A superintendent presenting at the LCI Congress this past October stated that they would like to implement productivity tracking into the Last Planner System. Conceptually that is not difficult, if the team is prepared to do some extra work planning and checking.
First, it is important to be clear why productivity tracking should be undertaken. The primary reason is to learn from the work so as to plan future work in better alignment with the intended flow of the project. Be careful not to turn this tracking into a compliance measure that produces non-Lean behaviors.
To track productivity, each trade will need be very clear on the anticipated man-days for each activity identified during the development of each of the phase plans (developed via the pull planning process but labeled phase plans and not pull plans). They will also need to be certain that all the phase planning captures all the work. In many cases that may mean that the trade foreman needs to be accompanied by their company’s cost estimator during the phase planning. The format in which the phase plan is kept will need to allow for the planned man-days to be recorded.

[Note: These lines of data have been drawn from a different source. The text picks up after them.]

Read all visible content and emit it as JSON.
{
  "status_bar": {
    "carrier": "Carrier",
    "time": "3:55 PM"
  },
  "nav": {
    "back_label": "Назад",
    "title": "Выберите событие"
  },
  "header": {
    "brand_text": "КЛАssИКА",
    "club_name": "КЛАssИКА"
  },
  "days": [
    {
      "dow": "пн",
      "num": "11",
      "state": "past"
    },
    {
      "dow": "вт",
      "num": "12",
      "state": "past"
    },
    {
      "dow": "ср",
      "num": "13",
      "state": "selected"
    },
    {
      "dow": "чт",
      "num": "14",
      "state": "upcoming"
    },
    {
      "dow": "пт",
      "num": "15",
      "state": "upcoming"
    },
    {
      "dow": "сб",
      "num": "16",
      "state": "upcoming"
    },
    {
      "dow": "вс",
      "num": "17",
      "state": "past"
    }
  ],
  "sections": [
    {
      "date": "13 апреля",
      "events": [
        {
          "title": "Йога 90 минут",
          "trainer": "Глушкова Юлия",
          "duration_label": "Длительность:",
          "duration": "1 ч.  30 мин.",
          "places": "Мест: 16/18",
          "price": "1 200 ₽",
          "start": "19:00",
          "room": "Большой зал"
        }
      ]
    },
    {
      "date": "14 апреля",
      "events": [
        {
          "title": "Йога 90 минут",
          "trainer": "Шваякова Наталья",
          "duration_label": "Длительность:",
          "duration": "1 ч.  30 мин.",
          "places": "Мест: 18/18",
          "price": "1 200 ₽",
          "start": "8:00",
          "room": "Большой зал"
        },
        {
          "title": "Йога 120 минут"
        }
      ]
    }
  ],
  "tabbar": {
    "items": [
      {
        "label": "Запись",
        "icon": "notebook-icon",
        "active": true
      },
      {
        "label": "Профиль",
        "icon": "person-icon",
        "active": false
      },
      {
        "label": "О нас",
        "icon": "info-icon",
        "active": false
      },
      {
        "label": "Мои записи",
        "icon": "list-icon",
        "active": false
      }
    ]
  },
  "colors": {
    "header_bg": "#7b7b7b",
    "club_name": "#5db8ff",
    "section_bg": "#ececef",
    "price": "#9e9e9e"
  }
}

With the man-days allocated and recorded across phase activities, foremen can then further allocate the planned time across the more detailed activities they define for their weekly work plans, noting the planned man-days for each day on the weekly plan. Then daily the project can track actual productivity against planned productivity.
This would be a hefty amount or work. But as that superintendent no doubt realized, it would also yield a significant amount of daily learning that would let the team focus on increasing flow and reliably reducing batch size; as well as test proposed improvements.